If you’ve followed along at home, you know Alaska (the 49th state in the Union) is my 49th state in the Airstream. I think it technically counted when I passed through U.S. Customs and boarded the M/V Matanuska (a ferry owned by the state of Alaska) in the waters off Prince Rupert, British Columbia, Canada. But I didn’t count it until I rolled off the ferry into the port of Ketchikan, Alaska and onto dry land.
And I’m not even to the main part of Alaska yet. I’m in southeast Alaska, a part only accessible by sea or air. In fact, to get to the rest of Alaska, I will have to hop on another series of ferries, and then drive through another part of British Columbia and the Yukon Territory before reaching the main Alaskan border. From Ketchikan to Anchorage: 1,120 miles.
Originally wanting to take the Airstream on a ferry (or even a barge) through the entire Inside Passage starting in Washington state, I reluctantly decided to drive the entire way because of insane ticket prices. I got delayed in some pretty wet weather in the middle of B.C., and to find some sunshine, headed completely out of my way to the coastal city of Prince Rupert. Bt the way, if you’re ever in Prince Rupert, be sure to head down to Cow Bay, a few square blocks of shops and restaurants right on the water. After seeing all the ships in Prince Rupert heading to Alaska, I decided to research the Alaska Marine Highway System and the Inside Passage again. I was happy to find the prices much more reasonable for just the Alaskan part of the Inside Passage, so I booked a spot on the next ferry heading north. With something called the See Alaska Pass, I can stop off at a few cities along the route, stay for a few days, and board the ferry again without having to endure the almost 30-hour journey from Prince Rupert to Haines in one sitting.
The ferry itself was pretty comfortable; I had a really good meal in the cafeteria, walked around outside taking photos, and spent most of my sitting time in the forward observation lounge. I had intermittent cellular internet service, but unfortunately no Wi-Fi on the ferry itself.
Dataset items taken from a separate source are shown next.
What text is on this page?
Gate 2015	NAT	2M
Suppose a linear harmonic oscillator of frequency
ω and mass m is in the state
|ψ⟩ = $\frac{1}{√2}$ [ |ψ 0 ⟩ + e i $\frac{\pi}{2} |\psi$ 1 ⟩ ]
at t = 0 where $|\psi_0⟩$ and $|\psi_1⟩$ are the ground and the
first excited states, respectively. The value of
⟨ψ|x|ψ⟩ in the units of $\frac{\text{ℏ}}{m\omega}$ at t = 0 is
Because it was only a 5-6 hour crossing, I chose not to get a private cabin, but that could be an option for the next trip–at least 18 hours if I choose to go straight to Juneau. Unfortunately, passengers are not allowed to go down to the auto deck (and sleep in comfortable beds) while the ferry is moving.
The first leg from Prince Rupert to Ketchikan was in somewhat open waters. The scenery was good, but honestly, I’m expecting it to get better as the passage narrows. That is, if the weather cooperates. Unfortunately, the forecast calls for more rain in this part of the state. For now, I’m happy in Ketchikan, where there just might be a floatplane for every person on the island, and where bald eagles are as plentiful as pigeons in Chicago. I’ll hang out in Ketchikan, try to find some good weather in the forecast, and then I’m off…exact port unknown.